After our wedding night, he planned to sell my body to the highest bidder and my mother encouraged him to use his property any way he saw fit.
I wish I could say I’m surprised by any of that, but I’m not.
The only thing I found myself wishing is that my mother suffered more before she died.
I want to ask what happened with Aaron, but no one seems to mention him, so I let it go for now.
A physical therapist comes in to teach me a bunch of different ways to get in and out of bed, and Dalton actually takes notes on everything she says. That man loves me with a devotion I never thought I’d be worthy of.
“You’re getting stronger and stronger every day, Magpie,” my dad comments on my third day living in this bed. Whatever it takes to get me out of this place, that’s what I’m gonna do.
“I really am. Now if I could just get the warden to let me out of here,” I say, knowing the doctor is just outside the door talking with Dalton.
“We hear you, angel. Be nice. After all, Doctor Sinclair was just giving me the rundown of all your discharge instructions.” Dalton says, walking into the room with his normal swag. Fuck, that man is sexy. And completely mine.
“Thank God! You’ve really been lovely, doc. But I’m ready to go home.” I say, and he laughs.
“I just want to make sure you will have the best care outside of this hospital, Ms. Monroe. It’s a serious wound you’re recovering from. You’re very lucky the bullet didn’t pierce any major organs or arteries,” the doctor scolds, and I see my dad wince.
I know he feels guilty that I ended up here.
But if I’m being honest, I don’t regret anything that happened.
My friends are safe, my father is safe, and Dalton is safe.
I may live the rest of my life with a nasty scar across my chest. But it will serve as a reminder to me every single day that tomorrow isn’t promised.
We have to live and love as much as we can today, and I won’t waste another day being held back by my mother’s opinion of me.

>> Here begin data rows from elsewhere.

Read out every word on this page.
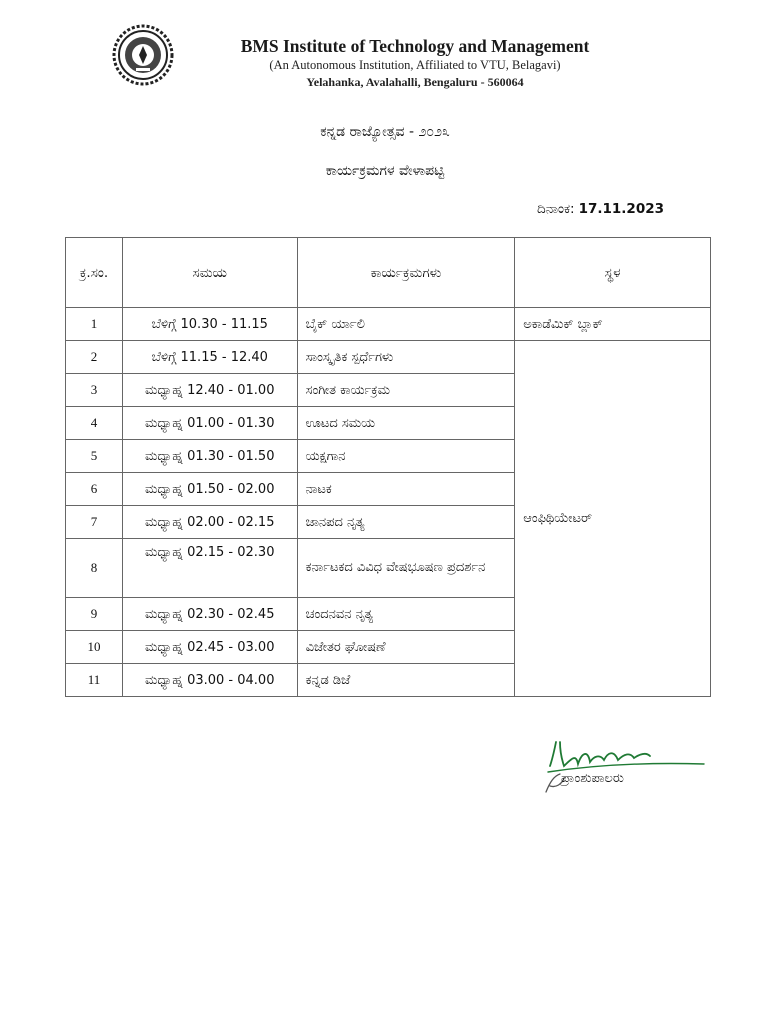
BMS Institute of Technology and Management
(An Autonomous Institution, Affiliated to VTU, Belagavi)
Yelahanka, Avalahalli, Bengaluru - 560064
ಕನ್ನಡ ರಾಜ್ಯೋತ್ಸವ - ೨೦೨೩
ಕಾರ್ಯಕ್ರಮಗಳ ವೇಳಾಪಟ್ಟಿ
ದಿನಾಂಕ: 17.11.2023
ಕ್ರ.ಸಂ.	ಸಮಯ	ಕಾರ್ಯಕ್ರಮಗಳು	ಸ್ಥಳ
1	ಬೆಳಿಗ್ಗೆ 10.30 - 11.15	ಬೈಕ್ ರ್ಯಾಲಿ	ಅಕಾಡೆಮಿಕ್ ಬ್ಲಾಕ್
2	ಬೆಳಿಗ್ಗೆ 11.15 - 12.40	ಸಾಂಸ್ಕೃತಿಕ ಸ್ಪರ್ಧೆಗಳು	ಆಂಫಿಥಿಯೇಟರ್
3	ಮಧ್ಯಾಹ್ನ 12.40 - 01.00	ಸಂಗೀತ ಕಾರ್ಯಕ್ರಮ	
4	ಮಧ್ಯಾಹ್ನ 01.00 - 01.30	ಊಟದ ಸಮಯ	
5	ಮಧ್ಯಾಹ್ನ 01.30 - 01.50	ಯಕ್ಷಗಾನ	
6	ಮಧ್ಯಾಹ್ನ 01.50 - 02.00	ನಾಟಕ	
7	ಮಧ್ಯಾಹ್ನ 02.00 - 02.15	ಜಾನಪದ ನೃತ್ಯ	
8	ಮಧ್ಯಾಹ್ನ 02.15 - 02.30	ಕರ್ನಾಟಕದ ವಿವಿಧ ವೇಷಭೂಷಣ ಪ್ರದರ್ಶನ	
9	ಮಧ್ಯಾಹ್ನ 02.30 - 02.45	ಚಂದನವನ ನೃತ್ಯ	
10	ಮಧ್ಯಾಹ್ನ 02.45 - 03.00	ವಿಜೇತರ ಘೋಷಣೆ	
11	ಮಧ್ಯಾಹ್ನ 03.00 - 04.00	ಕನ್ನಡ ಡಿಜೆ	
ಪ್ರಾಂಶುಪಾಲರು
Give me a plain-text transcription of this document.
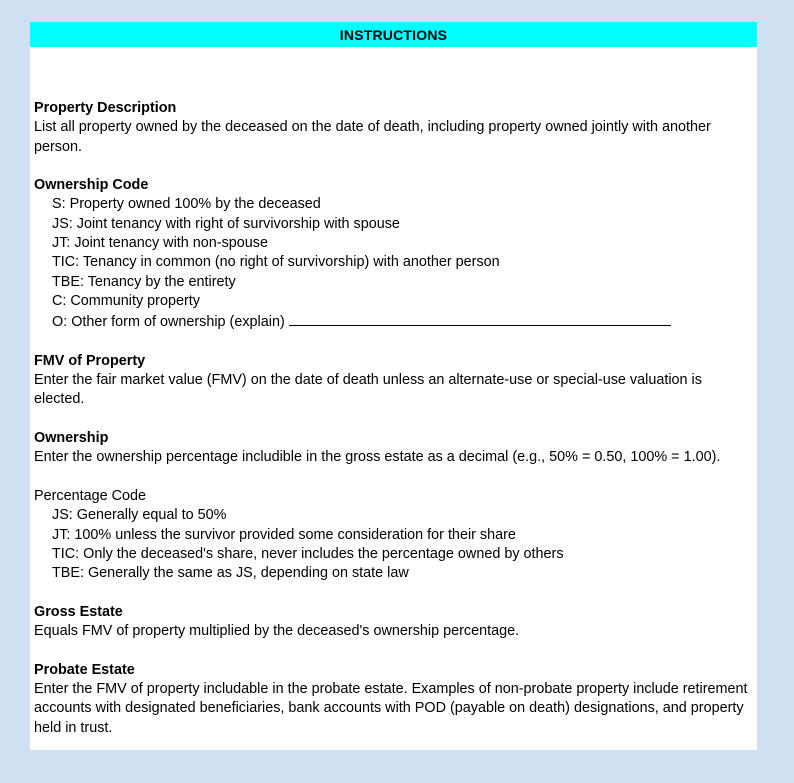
INSTRUCTIONS
Property Description
List all property owned by the deceased on the date of death, including property owned jointly with another person.
Ownership Code
S: Property owned 100% by the deceased
JS: Joint tenancy with right of survivorship with spouse
JT: Joint tenancy with non-spouse
TIC: Tenancy in common (no right of survivorship) with another person
TBE: Tenancy by the entirety
C: Community property
O: Other form of ownership (explain)
FMV of Property
Enter the fair market value (FMV) on the date of death unless an alternate-use or special-use valuation is elected.
Ownership
Enter the ownership percentage includible in the gross estate as a decimal (e.g., 50% = 0.50, 100% = 1.00).
Percentage Code
JS: Generally equal to 50%
JT: 100% unless the survivor provided some consideration for their share
TIC: Only the deceased's share, never includes the percentage owned by others
TBE: Generally the same as JS, depending on state law
Gross Estate
Equals FMV of property multiplied by the deceased's ownership percentage.
Probate Estate
Enter the FMV of property includable in the probate estate. Examples of non-probate property include retirement accounts with designated beneficiaries, bank accounts with POD (payable on death) designations, and property held in trust.
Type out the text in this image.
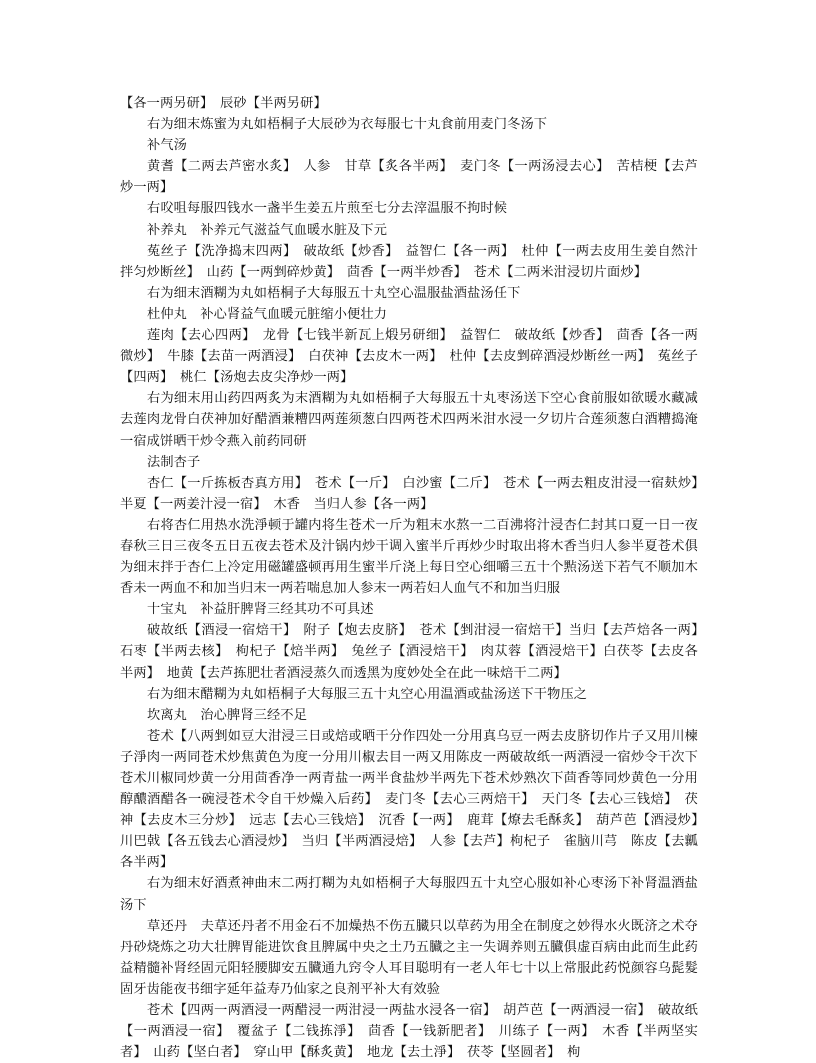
【各一两另研】　辰砂【半两另研】

右为细末炼蜜为丸如梧桐子大辰砂为衣每服七十丸食前用麦门冬汤下

补气汤

黄耆【二两去芦密水炙】　人参　甘草【炙各半两】　麦门冬【一两汤浸去心】　苦桔梗【去芦炒一两】

右㕮咀每服四钱水一盏半生姜五片煎至七分去滓温服不拘时候

补养丸　补养元气滋益气血暖水脏及下元

菟丝子【洗净捣末四两】　破故纸【炒香】　益智仁【各一两】　杜仲【一两去皮用生姜自然汁拌匀炒断丝】　山药【一两剉碎炒黄】　茴香【一两半炒香】　苍术【二两米泔浸切片面炒】

右为细末酒糊为丸如梧桐子大每服五十丸空心温服盐酒盐汤任下

杜仲丸　补心肾益气血暖元脏缩小便壮力

莲肉【去心四两】　龙骨【七钱半新瓦上煅另研细】　益智仁　破故纸【炒香】　茴香【各一两微炒】　牛膝【去苗一两酒浸】　白茯神【去皮木一两】　杜仲【去皮剉碎酒浸炒断丝一两】　菟丝子【四两】　桃仁【汤炮去皮尖净炒一两】

右为细末用山药四两炙为末酒糊为丸如梧桐子大每服五十丸枣汤送下空心食前服如欲暖水藏减去莲肉龙骨白茯神加好醋酒兼糟四两莲须葱白四两苍术四两米泔水浸一夕切片合莲须葱白酒糟捣淹一宿成饼晒干炒令燕入前药同研

法制杏子

杏仁【一斤拣板杏真方用】　苍术【一斤】　白沙蜜【二斤】　苍术【一两去粗皮泔浸一宿麸炒】　半夏【一两姜汁浸一宿】　木香　当归人参【各一两】

右将杏仁用热水洗淨顿于罐内将生苍术一斤为粗末水熬一二百沸将汁浸杏仁封其口夏一日一夜春秋三日三夜冬五日五夜去苍术及汁锅内炒干调入蜜半斤再炒少时取出将木香当归人参半夏苍术俱为细末拌于杏仁上冷定用磁罐盛顿再用生蜜半斤浇上每日空心细嚼三五十个㸃汤送下若气不顺加木香未一两血不和加当归末一两若喘息加人参末一两若妇人血气不和加当归服

十宝丸　补益肝脾肾三经其功不可具述

破故纸【酒浸一宿焙干】　附子【炮去皮脐】　苍术【剉泔浸一宿焙干】当归【去芦焙各一两】　石枣【半两去核】　枸杞子【焙半两】　兔丝子【酒浸焙干】　肉苁蓉【酒浸焙干】白茯苓【去皮各半两】　地黄【去芦拣肥壮者酒浸蒸久而透黑为度妙处全在此一味焙干二两】

右为细末醋糊为丸如梧桐子大每服三五十丸空心用温酒或盐汤送下干物压之

坎离丸　治心脾肾三经不足

苍术【八两剉如豆大泔浸三日或焙或晒干分作四处一分用真乌豆一两去皮脐切作片子又用川楝子淨肉一两同苍术炒焦黄色为度一分用川椒去目一两又用陈皮一两破故纸一两酒浸一宿炒令干次下苍术川椒同炒黄一分用茴香净一两青盐一两半食盐炒半两先下苍术炒熟次下茴香等同炒黄色一分用醇醲酒醋各一碗浸苍术令自干炒燥入后药】　麦门冬【去心三两焙干】　天门冬【去心三钱焙】　茯神【去皮木三分炒】　远志【去心三钱焙】　沉香【一两】　鹿茸【燎去毛酥炙】　葫芦芭【酒浸炒】　川巴戟【各五钱去心酒浸炒】　当归【半两酒浸焙】　人参【去芦】枸杞子　雀脑川芎　陈皮【去瓤各半两】

右为细末好酒煮神曲末二两打糊为丸如梧桐子大每服四五十丸空心服如补心枣汤下补肾温酒盐汤下

草还丹　夫草还丹者不用金石不加燥热不伤五臓只以草药为用全在制度之妙得水火既济之术夺丹砂烧炼之功大壮脾胃能进饮食且脾属中央之土乃五臓之主一失调养则五臓俱虚百病由此而生此药益精髓补肾经固元阳轻腰脚安五臓通九窍令人耳目聪明有一老人年七十以上常服此药悦颜容乌髭髮固牙齿能夜书细字延年益寿乃仙家之良剂平补大有效验

苍术【四两一两酒浸一两醋浸一两泔浸一两盐水浸各一宿】　胡芦芭【一两酒浸一宿】　破故纸【一两酒浸一宿】　覆盆子【二钱拣淨】　茴香【一钱新肥者】　川练子【一两】　木香【半两坚实者】　山药【坚白者】　穿山甲【酥炙黄】　地龙【去土淨】　茯苓【坚圆者】　枸
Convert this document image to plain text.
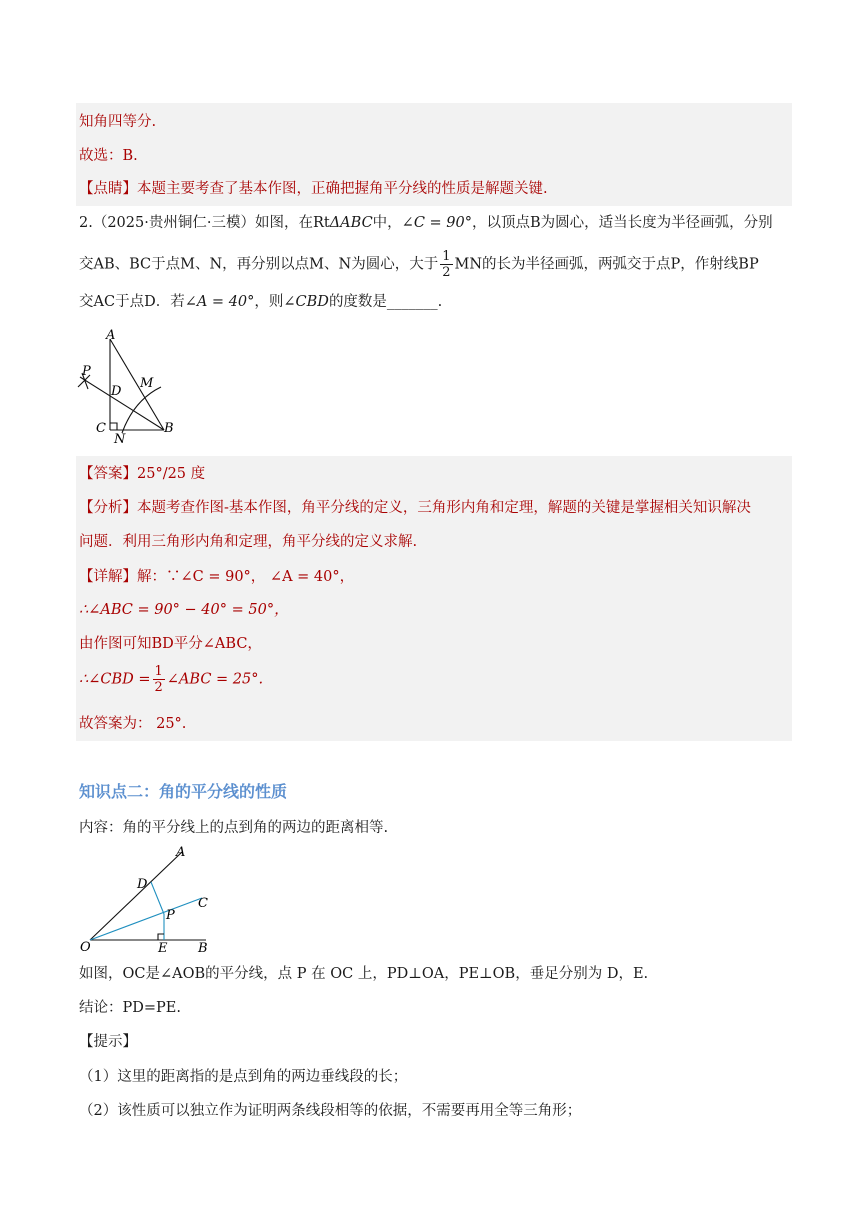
知角四等分.
故选：B.
【点睛】本题主要考查了基本作图，正确把握角平分线的性质是解题关键.
2.（2025·贵州铜仁·三模）如图，在RtΔABC中，∠C = 90°，以顶点B为圆心，适当长度为半径画弧，分别
交AB、BC于点M、N，再分别以点M、N为圆心，大于 $\frac{1}{2}$ MN的长为半径画弧，两弧交于点P，作射线BP
交AC于点D．若∠A = 40°，则∠CBD的度数是_______.
A
P
D
M
C
N
B
【答案】25°/25 度
【分析】本题考查作图-基本作图，角平分线的定义，三角形内角和定理，解题的关键是掌握相关知识解决
问题．利用三角形内角和定理，角平分线的定义求解.
【详解】解：∵∠C = 90°， ∠A = 40°，
∴∠ABC = 90° − 40° = 50°，
由作图可知BD平分∠ABC，
∴∠CBD = $\frac{1}{2}$ ∠ABC = 25°.
故答案为： 25°.
知识点二：角的平分线的性质
内容：角的平分线上的点到角的两边的距离相等.
A
D
C
P
O	E B
如图，OC是∠AOB的平分线，点 P 在 OC 上，PD⊥OA，PE⊥OB，垂足分别为 D，E.
结论：PD=PE.
【提示】
（1）这里的距离指的是点到角的两边垂线段的长；
（2）该性质可以独立作为证明两条线段相等的依据，不需要再用全等三角形；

Dalton worships the ground I walk on, even if my steps are unsteady sometimes. He loves me in a way I never thought possible. And I won’t waste another day without being all in with him.
IRIS
It’s been two weeks since Magnolia came home. The doctor stressed how difficult it would be for her to get up and down the stairs at her apartment and mine, so while she helped direct her friends what things needed to be packed for a “long-term” stay at my place, I found us a new place.
It’s not a mansion like she grew up in, but the green farmhouse just outside of Grovewood suited our lifestyle.
I know ideally Magnolia would’ve wanted to shop around and get a feel for the bones of a place before we dove in.
Hell, she probably would’ve loved to have a conversation to really solidify our relationship before I bought a house.
But I’m a man who knows what I want, and all I will ever want is her.
When I saw this white farmhouse with sage green shutters, almost matching her eyes, and a wrap-around porch with a swing already hanging on one side, I knew this would be ours.
In the blink of an eye, I saw Magnolia turning this place into a home.
She’ll paint the walls and build a beautiful library where all of our books can live on the shelves together.
She’ll find the perfect mix of her colorful boho style and my minimalist black and white, and meld them into something I can’t wait to come home to at the end of a long day.
She doesn’t know yet that under the hundred-year-old Magnolia tree in the backyard is where I will ask her to be my wife.
I want to watch her rock our babies on that front porch and teach our grandchildren how to fish in the creek running through the back of the property.
Just five miles down the road is Ember and Eli’s house, and our kids will grow up together. I love this family we’ve created, and I can’t wait to make Magnolia Monroe mine forever.
No matter where we live, no matter how, wherever Magnolia is will always be my home.